Maintaining a healthy weight is also another way to keep inflammation in check. So get up & get moving!
Tuesday, August 3, 2010
Goat Cheese, Mushroom, & Tomato Omelette with Fresh Chervil & Chives
1 Tbsp. unsalted butter
1 heaping c. fresh mushrooms (about 3-4 large mushrooms)
1/4 tsp. salt, or to taste
1/8 tsp. black pepper, or to taste (I added an extra pinch, about 1/16 Tbsp., to this amount)
3 eggs, beaten
2 Tbsp. nonfat milk (or you could use 1 Tbsp. light nondairy creamer + 1 Tbsp. nonfat milk)
1/2 c. vine-ripened tomatoes, diced into 1/2" cubes (about 1/2 large tomato)
1 1/2 Tbsp. plain (unflavored) goat cheese, softened (i.e., at room temperature)
1/2 Tbsp. fresh thyme leaves
1 Tbsp. fresh chives, chopped into small pieces
1 Tbsp. fresh chervil, finely minced
Directions: Melt butter in a large (12-13"), nonstick sauté pan on medium high heat. Sauté mushrooms until soft & lightly browned around the edges, about 3-5 minutes. Season with salt & pepper. (The salt will help cook the mushrooms faster.) In the last 2 minutes of cooking the mushrooms, add the tomatoes & continue to cook. (This will help remove a lot of the moisture from the tomatoes before you add the eggs.)
In a small bowl, beat milk into the egg mixture, & quickly pour into the pan. Turn down the heat to medium & continue to cook until the egg mixture starts to congeal. Add goat cheese & continue to cook until light golden brown. With about a minute left of cooking, add fresh thyme, chives, & chervil, dispersing them evenly across the omelette. (It's best to add these spices towards the very end, particularly the chervil, which helps to preserve its flavor when added this way.)

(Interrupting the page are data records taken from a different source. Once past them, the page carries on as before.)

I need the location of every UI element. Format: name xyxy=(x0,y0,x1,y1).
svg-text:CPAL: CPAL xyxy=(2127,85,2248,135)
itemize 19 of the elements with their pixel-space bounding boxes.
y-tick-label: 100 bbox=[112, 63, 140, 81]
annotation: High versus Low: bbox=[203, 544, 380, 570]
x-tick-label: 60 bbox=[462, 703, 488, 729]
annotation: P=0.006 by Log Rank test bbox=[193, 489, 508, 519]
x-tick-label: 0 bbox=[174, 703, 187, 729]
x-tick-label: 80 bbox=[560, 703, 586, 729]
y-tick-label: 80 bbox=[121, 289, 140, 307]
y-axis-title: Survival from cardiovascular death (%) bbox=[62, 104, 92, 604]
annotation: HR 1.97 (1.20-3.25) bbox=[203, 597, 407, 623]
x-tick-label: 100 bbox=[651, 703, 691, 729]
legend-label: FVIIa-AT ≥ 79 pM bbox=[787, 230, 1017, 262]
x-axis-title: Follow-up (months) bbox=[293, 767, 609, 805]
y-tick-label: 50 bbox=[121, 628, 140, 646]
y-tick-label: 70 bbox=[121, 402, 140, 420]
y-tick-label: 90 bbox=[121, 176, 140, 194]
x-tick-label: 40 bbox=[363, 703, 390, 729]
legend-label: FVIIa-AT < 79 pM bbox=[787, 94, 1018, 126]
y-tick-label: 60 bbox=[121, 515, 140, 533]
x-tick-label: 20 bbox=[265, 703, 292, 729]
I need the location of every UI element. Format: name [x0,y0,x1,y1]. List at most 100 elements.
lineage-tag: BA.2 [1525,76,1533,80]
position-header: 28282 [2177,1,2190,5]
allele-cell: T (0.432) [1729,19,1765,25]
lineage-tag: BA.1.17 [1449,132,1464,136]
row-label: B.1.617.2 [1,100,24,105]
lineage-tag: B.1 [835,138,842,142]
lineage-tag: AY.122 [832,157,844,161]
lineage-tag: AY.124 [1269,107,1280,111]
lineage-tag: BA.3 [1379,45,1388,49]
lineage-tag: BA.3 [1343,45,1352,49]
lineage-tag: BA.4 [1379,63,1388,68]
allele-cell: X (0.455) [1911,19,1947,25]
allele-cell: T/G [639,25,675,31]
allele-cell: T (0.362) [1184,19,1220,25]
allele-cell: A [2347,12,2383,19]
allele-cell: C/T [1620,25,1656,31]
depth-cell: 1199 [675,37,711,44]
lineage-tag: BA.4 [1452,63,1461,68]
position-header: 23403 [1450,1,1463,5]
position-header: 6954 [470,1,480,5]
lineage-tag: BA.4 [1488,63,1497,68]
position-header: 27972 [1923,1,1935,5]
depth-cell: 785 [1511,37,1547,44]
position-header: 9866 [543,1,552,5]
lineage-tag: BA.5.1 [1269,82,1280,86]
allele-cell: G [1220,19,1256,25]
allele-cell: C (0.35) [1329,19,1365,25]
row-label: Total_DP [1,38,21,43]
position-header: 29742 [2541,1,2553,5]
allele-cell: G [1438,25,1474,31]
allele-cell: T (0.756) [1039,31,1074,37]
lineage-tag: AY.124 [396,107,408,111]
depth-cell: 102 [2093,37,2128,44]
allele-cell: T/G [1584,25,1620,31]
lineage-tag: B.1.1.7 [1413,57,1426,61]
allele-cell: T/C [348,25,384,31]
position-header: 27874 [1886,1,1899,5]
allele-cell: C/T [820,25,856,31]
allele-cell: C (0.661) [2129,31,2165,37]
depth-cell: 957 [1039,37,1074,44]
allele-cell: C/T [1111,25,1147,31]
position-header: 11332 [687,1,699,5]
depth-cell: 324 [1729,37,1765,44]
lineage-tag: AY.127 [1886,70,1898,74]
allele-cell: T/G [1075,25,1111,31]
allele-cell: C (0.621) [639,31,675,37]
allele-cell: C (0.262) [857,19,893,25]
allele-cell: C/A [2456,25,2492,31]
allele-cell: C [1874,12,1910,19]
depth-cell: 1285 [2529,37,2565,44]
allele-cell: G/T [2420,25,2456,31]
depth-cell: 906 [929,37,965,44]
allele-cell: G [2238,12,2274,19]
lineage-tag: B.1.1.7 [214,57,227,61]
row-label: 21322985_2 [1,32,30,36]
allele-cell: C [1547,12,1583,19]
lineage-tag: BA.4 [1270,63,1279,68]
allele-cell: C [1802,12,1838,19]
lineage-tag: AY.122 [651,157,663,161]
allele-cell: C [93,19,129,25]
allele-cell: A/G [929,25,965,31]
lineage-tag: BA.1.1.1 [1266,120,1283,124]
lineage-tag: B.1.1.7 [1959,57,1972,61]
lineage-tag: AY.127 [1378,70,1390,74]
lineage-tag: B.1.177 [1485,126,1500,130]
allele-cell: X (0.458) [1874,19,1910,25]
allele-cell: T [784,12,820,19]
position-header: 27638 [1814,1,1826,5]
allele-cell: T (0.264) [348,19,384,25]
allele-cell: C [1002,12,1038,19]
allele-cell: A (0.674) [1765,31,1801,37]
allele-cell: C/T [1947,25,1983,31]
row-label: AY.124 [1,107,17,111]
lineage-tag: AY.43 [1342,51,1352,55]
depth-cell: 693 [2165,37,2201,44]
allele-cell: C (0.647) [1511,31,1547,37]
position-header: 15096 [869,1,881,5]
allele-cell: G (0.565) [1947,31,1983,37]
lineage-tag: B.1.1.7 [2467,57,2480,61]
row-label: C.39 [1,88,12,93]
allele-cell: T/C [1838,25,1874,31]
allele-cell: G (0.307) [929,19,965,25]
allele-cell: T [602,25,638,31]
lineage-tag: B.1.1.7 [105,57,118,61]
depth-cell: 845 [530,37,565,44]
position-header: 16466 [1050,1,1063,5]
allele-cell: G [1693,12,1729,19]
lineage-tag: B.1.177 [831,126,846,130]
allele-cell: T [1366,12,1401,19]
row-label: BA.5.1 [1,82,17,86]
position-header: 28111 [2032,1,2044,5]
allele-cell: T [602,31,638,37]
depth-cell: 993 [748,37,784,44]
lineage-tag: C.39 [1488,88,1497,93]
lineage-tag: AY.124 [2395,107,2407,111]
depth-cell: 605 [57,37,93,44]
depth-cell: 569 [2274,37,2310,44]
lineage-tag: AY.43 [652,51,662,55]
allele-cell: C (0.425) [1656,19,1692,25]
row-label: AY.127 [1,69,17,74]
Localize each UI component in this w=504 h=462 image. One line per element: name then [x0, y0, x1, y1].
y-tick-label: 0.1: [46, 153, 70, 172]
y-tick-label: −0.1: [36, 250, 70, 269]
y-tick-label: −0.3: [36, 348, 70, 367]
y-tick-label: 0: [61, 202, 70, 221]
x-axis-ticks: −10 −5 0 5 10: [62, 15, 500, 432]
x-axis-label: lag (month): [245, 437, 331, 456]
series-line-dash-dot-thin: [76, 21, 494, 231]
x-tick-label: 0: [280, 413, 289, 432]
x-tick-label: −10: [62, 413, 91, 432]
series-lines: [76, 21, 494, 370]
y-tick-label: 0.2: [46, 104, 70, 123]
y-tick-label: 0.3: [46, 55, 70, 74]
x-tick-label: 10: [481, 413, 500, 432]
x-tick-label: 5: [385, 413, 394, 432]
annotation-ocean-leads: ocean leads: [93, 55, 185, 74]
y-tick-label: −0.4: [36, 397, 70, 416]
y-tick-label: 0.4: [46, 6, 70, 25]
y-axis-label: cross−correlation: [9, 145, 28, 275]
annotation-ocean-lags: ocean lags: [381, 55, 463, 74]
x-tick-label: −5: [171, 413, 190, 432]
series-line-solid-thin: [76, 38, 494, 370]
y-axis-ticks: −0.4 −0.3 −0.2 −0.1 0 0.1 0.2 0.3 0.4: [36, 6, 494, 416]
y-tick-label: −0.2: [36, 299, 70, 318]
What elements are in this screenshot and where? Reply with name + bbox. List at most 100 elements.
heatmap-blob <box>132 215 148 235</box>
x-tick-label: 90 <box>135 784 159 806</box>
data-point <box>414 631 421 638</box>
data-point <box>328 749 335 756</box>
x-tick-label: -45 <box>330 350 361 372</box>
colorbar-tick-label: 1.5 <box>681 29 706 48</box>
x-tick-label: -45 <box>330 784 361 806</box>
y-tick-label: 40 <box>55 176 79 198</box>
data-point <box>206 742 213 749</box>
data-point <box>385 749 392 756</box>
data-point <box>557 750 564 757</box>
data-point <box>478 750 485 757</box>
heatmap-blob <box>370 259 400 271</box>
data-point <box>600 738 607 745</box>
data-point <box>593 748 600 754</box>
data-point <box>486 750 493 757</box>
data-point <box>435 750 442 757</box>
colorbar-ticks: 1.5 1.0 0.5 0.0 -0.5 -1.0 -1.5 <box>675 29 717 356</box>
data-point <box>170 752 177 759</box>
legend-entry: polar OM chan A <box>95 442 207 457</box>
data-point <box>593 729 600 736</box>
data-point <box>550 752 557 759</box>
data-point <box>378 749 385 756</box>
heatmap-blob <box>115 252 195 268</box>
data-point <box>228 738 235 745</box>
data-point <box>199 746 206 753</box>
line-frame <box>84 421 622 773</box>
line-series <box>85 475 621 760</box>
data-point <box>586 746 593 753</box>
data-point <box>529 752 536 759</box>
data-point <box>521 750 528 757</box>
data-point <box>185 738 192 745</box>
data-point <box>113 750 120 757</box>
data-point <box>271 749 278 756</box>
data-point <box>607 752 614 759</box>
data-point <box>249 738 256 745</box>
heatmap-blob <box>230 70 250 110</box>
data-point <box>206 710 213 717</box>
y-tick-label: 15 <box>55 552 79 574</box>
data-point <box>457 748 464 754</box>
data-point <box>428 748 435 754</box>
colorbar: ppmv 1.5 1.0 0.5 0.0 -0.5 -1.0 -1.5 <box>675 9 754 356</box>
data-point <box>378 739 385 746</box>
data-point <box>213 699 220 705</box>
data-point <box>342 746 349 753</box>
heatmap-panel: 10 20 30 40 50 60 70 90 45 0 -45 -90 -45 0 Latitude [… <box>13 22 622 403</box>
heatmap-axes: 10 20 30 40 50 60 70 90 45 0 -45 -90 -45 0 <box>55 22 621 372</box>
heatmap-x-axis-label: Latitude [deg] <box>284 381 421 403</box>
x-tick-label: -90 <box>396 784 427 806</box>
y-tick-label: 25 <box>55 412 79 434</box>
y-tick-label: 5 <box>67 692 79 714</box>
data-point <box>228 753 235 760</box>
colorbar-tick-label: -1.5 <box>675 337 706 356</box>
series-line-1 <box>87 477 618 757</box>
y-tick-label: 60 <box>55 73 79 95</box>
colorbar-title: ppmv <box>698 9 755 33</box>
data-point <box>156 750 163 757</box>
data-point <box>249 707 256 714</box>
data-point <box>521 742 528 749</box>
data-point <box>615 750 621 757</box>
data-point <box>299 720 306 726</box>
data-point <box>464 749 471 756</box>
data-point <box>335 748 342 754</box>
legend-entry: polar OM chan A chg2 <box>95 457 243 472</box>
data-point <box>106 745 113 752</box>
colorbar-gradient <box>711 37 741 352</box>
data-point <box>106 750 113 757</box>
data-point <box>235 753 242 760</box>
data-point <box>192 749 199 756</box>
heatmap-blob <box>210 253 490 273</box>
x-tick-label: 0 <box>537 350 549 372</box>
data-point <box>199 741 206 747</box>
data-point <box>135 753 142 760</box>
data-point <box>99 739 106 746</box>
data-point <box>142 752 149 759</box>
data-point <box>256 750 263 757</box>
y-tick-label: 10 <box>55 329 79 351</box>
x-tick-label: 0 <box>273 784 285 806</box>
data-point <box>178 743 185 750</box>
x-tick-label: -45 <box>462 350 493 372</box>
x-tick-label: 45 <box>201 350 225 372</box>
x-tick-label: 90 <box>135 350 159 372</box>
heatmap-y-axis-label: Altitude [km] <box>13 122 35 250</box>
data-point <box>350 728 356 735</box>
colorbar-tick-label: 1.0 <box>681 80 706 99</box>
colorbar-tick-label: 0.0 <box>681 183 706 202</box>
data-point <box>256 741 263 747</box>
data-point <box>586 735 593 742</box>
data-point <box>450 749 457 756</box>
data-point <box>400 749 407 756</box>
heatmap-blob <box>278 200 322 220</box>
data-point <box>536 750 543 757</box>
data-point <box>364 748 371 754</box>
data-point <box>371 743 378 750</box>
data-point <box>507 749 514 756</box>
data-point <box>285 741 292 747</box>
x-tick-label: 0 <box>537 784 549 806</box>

Carefully lift up one side of the omelette with a spatula to see if it's done. When ready, fold omelette over so that the edges meet & form a half circle, and continue to cook for another 30-60 seconds or so. Transfer to a plate, garnish with a sprig of chervil and serve.
Yield: Serves 1-2 as a main course, depending on how hungry you are. :)
Variations: You could also try adding asparagus to this recipe, which is an ingredient frequently combined with chervil and eggs. Alternatively, green &/or red peppers, capers, basil, &/or tarragon would also work well with this recipe.